1924年は大正13年、翌年の4月22日には治安維持法が公布される様な、大正デモクラシーから
軍国日本への曲がり角でもありました。映画『炎のランナー』でも、第一次大戦を否定的に観る
発言に気付かされます。蛇足ですが、1900年・1924年に次ぎ、パリ五輪は今度が3回目です。
さて、タイトルとの関連で言うと、五輪と共に4年に一度廻ってくるのが閏年:leap year です。
閏(うるう/じゅん)は、暦上での1年の月数や日数が普段の年(平年:common year)より多いこと。
或いは、1日の秒数が普段の日よりも多いことを指します。閏年・閏月・閏日・閏秒などです。
旧暦の場合、平均の月々の日数が29.5日だったそうです。29.5日×12ヶ月=354日となりますが、
1年は365日なので、365-354=11日の差が出ます。11日×3年=33日≒一ヶ月のズレが生ずる
計算です。この為に設けられていたとされるのが閏月です。日本では明治5年までが旧暦で、
翌年から西洋に合わせた暦に改めました。閏月の最後は明治3年10月の翌月が閏10月でした。
改暦を急いだ背景には貿易上の不便さがありました。暦法が西洋諸国と異なることから、輸出入
や締約日の確認などに大きなストレスが発生していた様です。他にも政治的…と言うより、財政
と言うべきか、明治中期までの日本政府は慢性的予算不足でした。その為、予算不足をカバー
するのに、会計年度を短縮する様な手法が選択されたこともありました。現行の4月の新年度も、
元々は西洋同様9月:新年度だったものを短縮した為に、意図的にズラされた結果と言われます。
【明治5年→明治6年】の改暦にも財政的な裏面があった様です。当時の改暦状況を確認すると、
明治5年12月1日→12月2日➡明治6年1月1日…明治5年の12月は2日だけでした。この為、明治
政府は12月分の役人の給与を支払わずに済ませました。この事は旧暦の閏月にも該当します。
明治3年の次の閏月は、多分3年後の明治6年。官吏の給与が1年に12回なのか?13回なのか?
は維新政府にとっては切実だった様です。明治の初期財政事情はとにかく逼迫していました。
表裏の事情から明治6年1月1日から改暦が実施されました。ところが、困ったのが皇室行事です。
また、祭礼なども同様です。ご縁日と言う程に、祝祭日は「日にち」に紐付いた存在です。元旦に
しても、皇紀元年1月1日に初代の神武天皇が即位した…とされ、1月1日は祝日でした。しかし、
改暦に伴い明治6年には1月29日とされました。これは旧暦の明治6年の1月1日に当たる日です。

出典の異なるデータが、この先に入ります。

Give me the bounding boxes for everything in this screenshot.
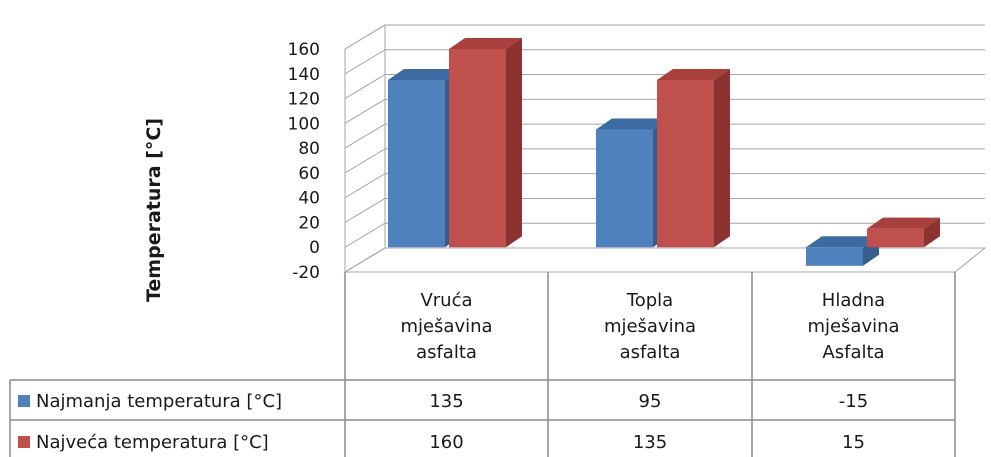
category-label: mješavina [400, 316, 492, 337]
category-label: Vruća [420, 290, 472, 311]
bar-front [596, 129, 653, 248]
gridline [344, 148, 985, 174]
gridline [344, 74, 985, 99]
data-label: -15 [839, 391, 868, 412]
bar-front [388, 79, 445, 248]
gridline [344, 24, 985, 50]
legend-key [18, 436, 30, 448]
y-tick-label: 40 [298, 189, 320, 209]
y-tick-label: 20 [298, 213, 320, 233]
bar-top [657, 68, 730, 80]
gridline [344, 123, 985, 149]
y-tick-label: 0 [309, 238, 320, 258]
legend-key [18, 395, 30, 407]
gridlines [344, 24, 985, 273]
gridline [344, 247, 985, 273]
gridline [344, 98, 985, 124]
data-label: 95 [639, 391, 662, 412]
y-tick-label: 100 [288, 114, 320, 134]
category-label: Asfalta [822, 342, 884, 363]
gridline [344, 173, 985, 199]
y-tick-label: -20 [292, 263, 320, 283]
y-axis-title: Temperatura [°C] [143, 118, 165, 302]
gridline [344, 222, 985, 248]
floor [343, 247, 987, 273]
legend-label: Najmanja temperatura [°C] [36, 391, 282, 412]
gridline [344, 197, 985, 223]
category-label: Topla [626, 290, 673, 311]
bar [867, 217, 940, 248]
gridline [344, 49, 985, 75]
bar-top [596, 118, 669, 130]
category-label: asfalta [416, 342, 477, 363]
category-label: Hladna [822, 290, 885, 311]
bar-front [867, 228, 924, 248]
bar-top [388, 68, 461, 80]
bar [806, 236, 879, 266]
bars [388, 38, 940, 266]
y-tick-label: 80 [298, 139, 320, 159]
y-tick-label: 60 [298, 164, 320, 184]
data-label: 135 [429, 391, 463, 412]
y-tick-label: 160 [288, 40, 320, 60]
bar [449, 38, 522, 248]
data-label: 160 [429, 432, 463, 453]
legend-label: Najveća temperatura [°C] [36, 432, 269, 453]
data-label: 135 [633, 432, 667, 453]
bar-top [867, 217, 940, 229]
bar [657, 68, 730, 248]
bar-side [714, 68, 730, 248]
bar-side [506, 38, 522, 248]
bar-front [806, 247, 863, 266]
category-label: mješavina [604, 316, 696, 337]
data-table: Vruća mješavina asfalta Topla mješavina asfal… [9, 272, 956, 457]
data-label: 15 [842, 432, 865, 453]
bar-top [806, 236, 879, 248]
y-tick-label: 140 [288, 65, 320, 85]
y-tick-label: 120 [288, 90, 320, 110]
y-axis-ticks: 160 140 120 100 80 60 40 20 0 -20 [288, 40, 320, 283]
bar-side [924, 217, 940, 248]
category-label: asfalta [620, 342, 681, 363]
bar-front [449, 49, 506, 248]
bar-top [449, 38, 522, 49]
bar-front [657, 79, 714, 248]
category-label: mješavina [807, 316, 899, 337]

その後は現在の2月11日が皇紀元年1月1日に当たるとの公的な計算結果が出され、現在でも
建国記念の日としてカレンダーでは祝日となっています。この計算は、当時の文部省天文局が
算出し、暦学者の塚本明毅が審査して決定した…とされていますが、その実際の計算方法は
不詳です。こんな具合で、明治7年から2月11日が日本の始まりの日となりました。建国記念日…
戦前は皇紀元年に神武天皇が即位した日として、紀元節と呼ばれる祝日でした。
明治の文部省天文局の計算をベースに考えると、新旧の暦にはギャップが発生している訳です。
最短で28日:旧暦1ヶ月分、長くて+11日分≒30〜40日程度のズレです。例えば、如月:旧2月。
願わくは 花の下にて 春死なん その如月の 望月の頃
有名な西行の歌です。西行は無類の桜好きとしても知られています。ところが、2月の望月:15日
の頃に咲いているのは梅の花ですから、何かおかしい?訳ですが、2/15に30〜40日を加えると、
今の暦の3月中旬から下旬となり、桜が咲き誇っていても、ソレは当然・当たり前…となります。
徳川家康の干支にしても、関係があるかも?しれません。『どうする…』でも度々話題に上って
いました。「ワシは寅の年、寅の日、寅の刻に生まれた虎(武神)の化身じゃ…」的な、アレです。
家康の生誕は、公称:天文11年12月26日、これを現行暦にすると1543年1月31日になります。
旧暦の天文11年の殆どが西暦の1542年に含まれますが、12月は西暦の1543年となります。
1542年は「壬寅:ジンイン:みずのえとら」ですが、翌1543年は「癸卯:キボウ:みずのとうさぎ」。
案外、名実共に卯年の生誕だったのかもしれません。因みに、白兎と素菟(兎)は別ものです。